Ethan described her as petite and pretty, someone who cried easily. I also learned that she had over-stayed her visa and was thus illegally in the United States. She had hoped to marry Ethan in order to stay in the country.
A few days before he came to my office, Ethan received a call from an investigator from the San Francisco police department requesting an interview with him at the station house to “clear up some questions.” He was understandably fearful. Without any eyewitnesses, it would be his word against the district attorney, it’s forensic laboratory, the Sheriff’s office and a typically conservative, pro - prosecution Judge.
To my mind, Ethan’s story was plausible. But was it a believable one? On the prosecution’s side was a small, pretty woman who cried easily. The district attorney’s forensic laboratory would produce evidence of sex (in the form of Ethan’s semen) , plus signs of a struggle in the form of Ethan’s skin fragments under her nails. In addition there were the broken items in her apartment and her screams, heard by neighbors.

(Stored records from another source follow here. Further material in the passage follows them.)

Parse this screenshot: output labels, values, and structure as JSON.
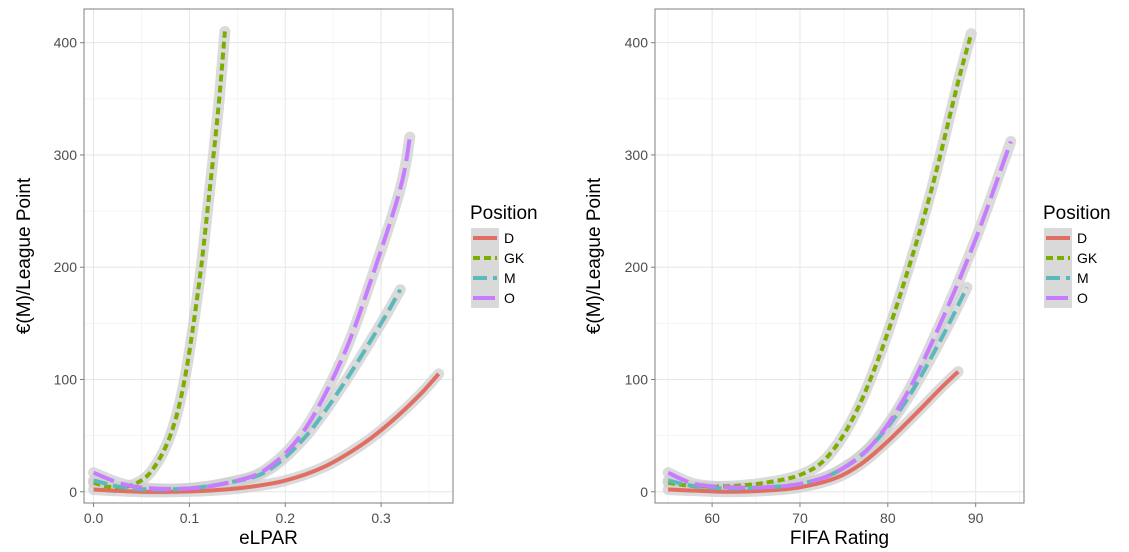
{
  "chart_data": [
    {
      "type": "line",
      "xlabel": "eLPAR",
      "ylabel": "€(M)/League Point",
      "xlim": [
        -0.01,
        0.375
      ],
      "ylim": [
        -10,
        430
      ],
      "xticks": [
        0.0,
        0.1,
        0.2,
        0.3
      ],
      "xtick_labels": [
        "0.0",
        "0.1",
        "0.2",
        "0.3"
      ],
      "yticks": [
        0,
        100,
        200,
        300,
        400
      ],
      "ytick_labels": [
        "0",
        "100",
        "200",
        "300",
        "400"
      ],
      "grid": true,
      "legend": {
        "title": "Position",
        "placement": "right"
      },
      "series": [
        {
          "name": "D",
          "color": "#E06E63",
          "dash": "solid",
          "x": [
            0.0,
            0.02,
            0.05,
            0.08,
            0.12,
            0.16,
            0.2,
            0.24,
            0.28,
            0.31,
            0.34,
            0.36
          ],
          "y": [
            2,
            1,
            0,
            0,
            1,
            4,
            10,
            22,
            42,
            62,
            86,
            105
          ]
        },
        {
          "name": "GK",
          "color": "#7CAE00",
          "dash": "short",
          "x": [
            0.0,
            0.02,
            0.04,
            0.06,
            0.08,
            0.095,
            0.11,
            0.12,
            0.13,
            0.137
          ],
          "y": [
            8,
            4,
            6,
            18,
            50,
            100,
            185,
            260,
            340,
            410
          ]
        },
        {
          "name": "M",
          "color": "#5CB9BB",
          "dash": "medium",
          "x": [
            0.0,
            0.03,
            0.06,
            0.1,
            0.14,
            0.18,
            0.22,
            0.26,
            0.3,
            0.32
          ],
          "y": [
            10,
            4,
            2,
            3,
            8,
            18,
            48,
            95,
            150,
            180
          ]
        },
        {
          "name": "O",
          "color": "#C77CFF",
          "dash": "long",
          "x": [
            0.0,
            0.03,
            0.06,
            0.1,
            0.14,
            0.18,
            0.22,
            0.26,
            0.29,
            0.32,
            0.33
          ],
          "y": [
            17,
            7,
            3,
            3,
            8,
            20,
            55,
            120,
            190,
            270,
            316
          ]
        }
      ]
    },
    {
      "type": "line",
      "xlabel": "FIFA Rating",
      "ylabel": "€(M)/League Point",
      "xlim": [
        53.5,
        95.5
      ],
      "ylim": [
        -10,
        430
      ],
      "xticks": [
        60,
        70,
        80,
        90
      ],
      "xtick_labels": [
        "60",
        "70",
        "80",
        "90"
      ],
      "yticks": [
        0,
        100,
        200,
        300,
        400
      ],
      "ytick_labels": [
        "0",
        "100",
        "200",
        "300",
        "400"
      ],
      "grid": true,
      "legend": {
        "title": "Position",
        "placement": "right"
      },
      "series": [
        {
          "name": "D",
          "color": "#E06E63",
          "dash": "solid",
          "x": [
            55,
            58,
            62,
            66,
            70,
            74,
            77,
            80,
            83,
            86,
            88
          ],
          "y": [
            2,
            1,
            0,
            1,
            4,
            12,
            25,
            45,
            68,
            92,
            107
          ]
        },
        {
          "name": "GK",
          "color": "#7CAE00",
          "dash": "short",
          "x": [
            55,
            58,
            62,
            66,
            70,
            73,
            76,
            79,
            82,
            85,
            88,
            89.5
          ],
          "y": [
            8,
            5,
            5,
            8,
            15,
            30,
            65,
            120,
            190,
            270,
            365,
            408
          ]
        },
        {
          "name": "M",
          "color": "#5CB9BB",
          "dash": "medium",
          "x": [
            55,
            58,
            62,
            66,
            70,
            74,
            78,
            82,
            86,
            89
          ],
          "y": [
            10,
            5,
            3,
            4,
            7,
            17,
            40,
            80,
            135,
            182
          ]
        },
        {
          "name": "O",
          "color": "#C77CFF",
          "dash": "long",
          "x": [
            55,
            58,
            62,
            66,
            70,
            74,
            78,
            82,
            86,
            90,
            94
          ],
          "y": [
            17,
            7,
            4,
            4,
            7,
            17,
            40,
            85,
            150,
            225,
            312
          ]
        }
      ]
    }
  ]
}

I grilled Ethan about the facts, testing him for contradictions. He seemed genuine and truthful. Nevertheless I was cautious. I remembered my first client interview as a law school intern working for the Marin County Public Defender’s office. The interviewee was an inmate behind bars awaiting his first court date. He cried. He told me he was in the wrong place at the wrong time. He was a victim of circumstance. I believed his version of the facts - until I found out that two eyewitnesses had a video of him battering and robbing two victims at the same time with a baseball bat.

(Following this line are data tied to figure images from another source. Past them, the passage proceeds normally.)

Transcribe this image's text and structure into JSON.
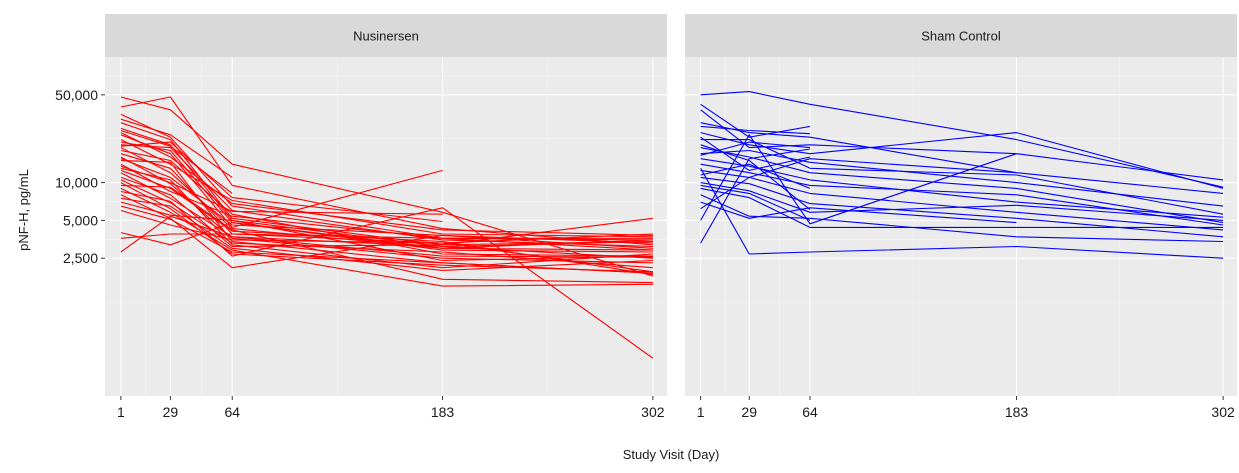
{
  "chart_data": {
    "type": "line",
    "facet_layout": "1 row x 2 columns",
    "xlabel": "Study Visit (Day)",
    "ylabel": "pNF-H, pg/mL",
    "y_scale": "log",
    "ylim": [
      200,
      100000
    ],
    "xlim": [
      -8,
      310
    ],
    "x_ticks": [
      1,
      29,
      64,
      183,
      302
    ],
    "y_ticks": [
      2500,
      5000,
      10000,
      50000
    ],
    "y_tick_labels": [
      "2,500",
      "5,000",
      "10,000",
      "50,000"
    ],
    "grid": true,
    "legend": "none",
    "panels": [
      {
        "strip_label": "Nusinersen",
        "line_color": "#ff0000",
        "series": [
          {
            "x": [
              1,
              29,
              64,
              183,
              302
            ],
            "y": [
              48000,
              38000,
              14000,
              5800,
              1800
            ]
          },
          {
            "x": [
              1,
              29,
              64,
              183,
              302
            ],
            "y": [
              40000,
              48000,
              9500,
              4300,
              3200
            ]
          },
          {
            "x": [
              1,
              29,
              64,
              183,
              302
            ],
            "y": [
              35000,
              23000,
              6500,
              3600,
              2900
            ]
          },
          {
            "x": [
              1,
              29,
              64,
              183,
              302
            ],
            "y": [
              30000,
              22000,
              5200,
              3200,
              3400
            ]
          },
          {
            "x": [
              1,
              29,
              64,
              183,
              302
            ],
            "y": [
              27000,
              20000,
              5000,
              3100,
              2500
            ]
          },
          {
            "x": [
              1,
              29,
              64,
              183,
              302
            ],
            "y": [
              25000,
              16000,
              6800,
              4200,
              3800
            ]
          },
          {
            "x": [
              1,
              29,
              64,
              183,
              302
            ],
            "y": [
              22000,
              14000,
              7200,
              3900,
              3700
            ]
          },
          {
            "x": [
              1,
              29,
              64,
              183,
              302
            ],
            "y": [
              21000,
              18000,
              4800,
              2900,
              2800
            ]
          },
          {
            "x": [
              1,
              29,
              64,
              183,
              302
            ],
            "y": [
              20000,
              19000,
              6000,
              3500,
              3100
            ]
          },
          {
            "x": [
              1,
              29,
              64,
              183,
              302
            ],
            "y": [
              19000,
              12000,
              4300,
              3000,
              3500
            ]
          },
          {
            "x": [
              1,
              29,
              64,
              183,
              302
            ],
            "y": [
              18000,
              15000,
              5600,
              2700,
              2600
            ]
          },
          {
            "x": [
              1,
              29,
              64,
              183,
              302
            ],
            "y": [
              17000,
              13000,
              3900,
              3300,
              1950
            ]
          },
          {
            "x": [
              1,
              29,
              64,
              183,
              302
            ],
            "y": [
              16000,
              9800,
              3600,
              2500,
              2300
            ]
          },
          {
            "x": [
              1,
              29,
              64,
              183,
              302
            ],
            "y": [
              15500,
              11000,
              4600,
              3800,
              3000
            ]
          },
          {
            "x": [
              1,
              29,
              64,
              183,
              302
            ],
            "y": [
              15000,
              14500,
              3400,
              2300,
              1900
            ]
          },
          {
            "x": [
              1,
              29,
              64,
              183,
              302
            ],
            "y": [
              14000,
              8500,
              5400,
              3600,
              3600
            ]
          },
          {
            "x": [
              1,
              29,
              64,
              183,
              302
            ],
            "y": [
              13000,
              10500,
              3200,
              2100,
              2700
            ]
          },
          {
            "x": [
              1,
              29,
              64,
              183,
              302
            ],
            "y": [
              12500,
              9000,
              4100,
              3400,
              1850
            ]
          },
          {
            "x": [
              1,
              29,
              64,
              183,
              302
            ],
            "y": [
              12000,
              7500,
              3700,
              2600,
              2550
            ]
          },
          {
            "x": [
              1,
              29,
              64,
              183,
              302
            ],
            "y": [
              11000,
              8000,
              3100,
              3200,
              5200
            ]
          },
          {
            "x": [
              1,
              29,
              64,
              183,
              302
            ],
            "y": [
              10500,
              6900,
              3300,
              2800,
              2100
            ]
          },
          {
            "x": [
              1,
              29,
              64,
              183,
              302
            ],
            "y": [
              10000,
              6200,
              2700,
              2200,
              1950
            ]
          },
          {
            "x": [
              1,
              29,
              64,
              183,
              302
            ],
            "y": [
              9500,
              9200,
              4200,
              1700,
              1600
            ]
          },
          {
            "x": [
              1,
              29,
              64,
              183,
              302
            ],
            "y": [
              9000,
              5800,
              2900,
              1500,
              1550
            ]
          },
          {
            "x": [
              1,
              29,
              64,
              183,
              302
            ],
            "y": [
              8500,
              7100,
              2600,
              6300,
              400
            ]
          },
          {
            "x": [
              1,
              29,
              64,
              183,
              302
            ],
            "y": [
              8000,
              5200,
              2100,
              3800,
              3300
            ]
          },
          {
            "x": [
              1,
              29,
              64,
              183,
              302
            ],
            "y": [
              7500,
              6500,
              3000,
              2000,
              2400
            ]
          },
          {
            "x": [
              1,
              29,
              64,
              183,
              302
            ],
            "y": [
              7000,
              5500,
              5000,
              2400,
              2600
            ]
          },
          {
            "x": [
              1,
              29,
              64,
              183,
              302
            ],
            "y": [
              6500,
              5100,
              2800,
              2300,
              1900
            ]
          },
          {
            "x": [
              1,
              29,
              64,
              183,
              302
            ],
            "y": [
              6000,
              4600,
              3500,
              3300,
              3900
            ]
          },
          {
            "x": [
              1,
              29,
              64,
              183,
              302
            ],
            "y": [
              4000,
              3200,
              4800,
              3000,
              2900
            ]
          },
          {
            "x": [
              1,
              29,
              64,
              183,
              302
            ],
            "y": [
              3600,
              3900,
              3900,
              3600,
              3500
            ]
          },
          {
            "x": [
              1,
              29,
              64,
              183,
              302
            ],
            "y": [
              2800,
              5400,
              3700,
              3100,
              3400
            ]
          },
          {
            "x": [
              1,
              29,
              64,
              183
            ],
            "y": [
              24000,
              17000,
              4400,
              12500
            ]
          },
          {
            "x": [
              1,
              29,
              64,
              183
            ],
            "y": [
              13500,
              10000,
              5900,
              5600
            ]
          },
          {
            "x": [
              1,
              29,
              64,
              183
            ],
            "y": [
              19500,
              21000,
              7600,
              4900
            ]
          },
          {
            "x": [
              1,
              29,
              64
            ],
            "y": [
              32000,
              24000,
              11000
            ]
          },
          {
            "x": [
              1,
              29,
              64
            ],
            "y": [
              26000,
              19500,
              8200
            ]
          }
        ]
      },
      {
        "strip_label": "Sham Control",
        "line_color": "#0000ff",
        "series": [
          {
            "x": [
              1,
              29,
              64,
              183,
              302
            ],
            "y": [
              50000,
              53000,
              42000,
              22000,
              9200
            ]
          },
          {
            "x": [
              1,
              29,
              64,
              183,
              302
            ],
            "y": [
              38000,
              19000,
              20000,
              17000,
              10500
            ]
          },
          {
            "x": [
              1,
              29,
              64,
              183,
              302
            ],
            "y": [
              30000,
              25000,
              23000,
              12000,
              8200
            ]
          },
          {
            "x": [
              1,
              29,
              64,
              183,
              302
            ],
            "y": [
              25000,
              20000,
              17000,
              25000,
              9000
            ]
          },
          {
            "x": [
              1,
              29,
              64,
              183,
              302
            ],
            "y": [
              22000,
              22000,
              13000,
              11500,
              5600
            ]
          },
          {
            "x": [
              1,
              29,
              64,
              183,
              302
            ],
            "y": [
              19000,
              16000,
              12000,
              9000,
              4800
            ]
          },
          {
            "x": [
              1,
              29,
              64,
              183,
              302
            ],
            "y": [
              17000,
              18000,
              14500,
              10000,
              6500
            ]
          },
          {
            "x": [
              1,
              29,
              64,
              183,
              302
            ],
            "y": [
              15500,
              13500,
              10500,
              7000,
              5300
            ]
          },
          {
            "x": [
              1,
              29,
              64,
              183,
              302
            ],
            "y": [
              14000,
              12000,
              9500,
              8000,
              4600
            ]
          },
          {
            "x": [
              1,
              29,
              64,
              183,
              302
            ],
            "y": [
              12500,
              11000,
              8200,
              5800,
              4200
            ]
          },
          {
            "x": [
              1,
              29,
              64,
              183,
              302
            ],
            "y": [
              11000,
              9800,
              6800,
              5200,
              3700
            ]
          },
          {
            "x": [
              1,
              29,
              64,
              183,
              302
            ],
            "y": [
              10000,
              8600,
              5800,
              6600,
              5000
            ]
          },
          {
            "x": [
              1,
              29,
              64,
              183,
              302
            ],
            "y": [
              9000,
              7600,
              4400,
              4400,
              4400
            ]
          },
          {
            "x": [
              1,
              29,
              64,
              183,
              302
            ],
            "y": [
              8000,
              5400,
              5200,
              3700,
              3400
            ]
          },
          {
            "x": [
              1,
              29,
              64,
              183,
              302
            ],
            "y": [
              13000,
              2700,
              2800,
              3100,
              2500
            ]
          },
          {
            "x": [
              1,
              29,
              64,
              183
            ],
            "y": [
              5000,
              24000,
              4700,
              17000
            ]
          },
          {
            "x": [
              1,
              29,
              64,
              183
            ],
            "y": [
              7000,
              5200,
              6300,
              4800
            ]
          },
          {
            "x": [
              1,
              29,
              64,
              183
            ],
            "y": [
              6200,
              11000,
              15500,
              12000
            ]
          },
          {
            "x": [
              1,
              29,
              64
            ],
            "y": [
              20000,
              15000,
              6100
            ]
          },
          {
            "x": [
              1,
              29,
              64
            ],
            "y": [
              3300,
              15500,
              18500
            ]
          },
          {
            "x": [
              1,
              29,
              64
            ],
            "y": [
              28000,
              26000,
              24500
            ]
          },
          {
            "x": [
              1,
              29,
              64
            ],
            "y": [
              42000,
              23000,
              28000
            ]
          },
          {
            "x": [
              1,
              29,
              64
            ],
            "y": [
              16500,
              21000,
              19000
            ]
          },
          {
            "x": [
              1,
              29,
              64
            ],
            "y": [
              11500,
              14000,
              9000
            ]
          },
          {
            "x": [
              1,
              29,
              64
            ],
            "y": [
              9500,
              8200,
              5000
            ]
          },
          {
            "x": [
              1,
              29,
              64
            ],
            "y": [
              23000,
              12500,
              16000
            ]
          }
        ]
      }
    ]
  }
}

Ethan was just as emphatic as my first client. I placed a call to the police investigator and discovered where the girlfriend’s scratches were placed on Ethan’s body, and how her clothes were torn. My experience told me that those wounds could have been self-inflicted, as were the way her clothes were torn.
If Ethan’s case went forward, Ethan would have a choice. He could either accept a “plea bargain” (for a definition, please see my website under “Getting Started – legal process”) to a reduced charge and sentence, or proceed to trial, risk conviction and be sentenced to significant jail time in a California State prison for rape.

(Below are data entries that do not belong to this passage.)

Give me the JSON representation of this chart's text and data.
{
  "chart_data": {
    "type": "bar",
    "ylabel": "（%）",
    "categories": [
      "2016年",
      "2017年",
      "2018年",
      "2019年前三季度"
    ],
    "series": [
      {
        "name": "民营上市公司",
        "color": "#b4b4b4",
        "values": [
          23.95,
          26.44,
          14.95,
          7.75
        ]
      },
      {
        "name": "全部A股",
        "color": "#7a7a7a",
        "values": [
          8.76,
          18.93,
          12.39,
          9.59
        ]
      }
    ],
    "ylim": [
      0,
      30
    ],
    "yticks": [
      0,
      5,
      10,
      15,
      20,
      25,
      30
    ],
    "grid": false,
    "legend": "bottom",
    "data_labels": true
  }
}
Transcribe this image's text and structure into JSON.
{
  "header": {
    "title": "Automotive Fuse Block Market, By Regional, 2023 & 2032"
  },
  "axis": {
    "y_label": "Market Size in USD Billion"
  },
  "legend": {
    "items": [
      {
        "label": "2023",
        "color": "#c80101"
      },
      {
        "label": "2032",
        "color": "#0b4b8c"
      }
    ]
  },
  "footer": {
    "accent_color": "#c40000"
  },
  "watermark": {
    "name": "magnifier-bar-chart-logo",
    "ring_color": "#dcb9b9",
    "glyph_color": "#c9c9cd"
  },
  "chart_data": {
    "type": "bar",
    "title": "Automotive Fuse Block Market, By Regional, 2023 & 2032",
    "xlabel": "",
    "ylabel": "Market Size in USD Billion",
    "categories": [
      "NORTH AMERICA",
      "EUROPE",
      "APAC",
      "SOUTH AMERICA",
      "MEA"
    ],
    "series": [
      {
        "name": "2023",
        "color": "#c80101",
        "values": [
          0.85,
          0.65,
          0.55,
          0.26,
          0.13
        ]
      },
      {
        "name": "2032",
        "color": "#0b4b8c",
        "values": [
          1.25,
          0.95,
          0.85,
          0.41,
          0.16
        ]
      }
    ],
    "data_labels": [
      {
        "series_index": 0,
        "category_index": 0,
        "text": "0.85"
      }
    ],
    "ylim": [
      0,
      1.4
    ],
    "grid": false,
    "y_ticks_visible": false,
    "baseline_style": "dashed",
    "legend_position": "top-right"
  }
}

Or, I could rely on my experience and instincts and allow Ethan to be questioned by the police investigator, knowing that anything Ethan said could and would be used against him in court. With Ethan’s consent, I chose this course of action.
Ethan and I met with the police investigator, who recorded the interview. In preparation, I told Ethan to emphasize some facts, but not much else, as I wanted him to be as he appeared before me – scared, honest and emphatic. The investigator grilled him as I had, looking for factual inconsistencies and judging his character. I apprized the investigator of the girlfriend’s motive to lie - for revenge that she would not be able get a green card through him.
A few days later, the police investigator called me. The investigator told me that after his interview with Ethan he had interviewed the girlfriend again. This time, she broke down and told the investigator she had made the whole thing up because she was upset over the break up and wanted to marry Ethan. As a result, no charges would be brought against Ethan.
There have been few times during my legal career that I have allowed the police to interview my client before an arrest was made. Because of the risks involved, I think long and hard before recommending such a course of action to my clients. However, on each of those occasions, without exception, charges were dropped.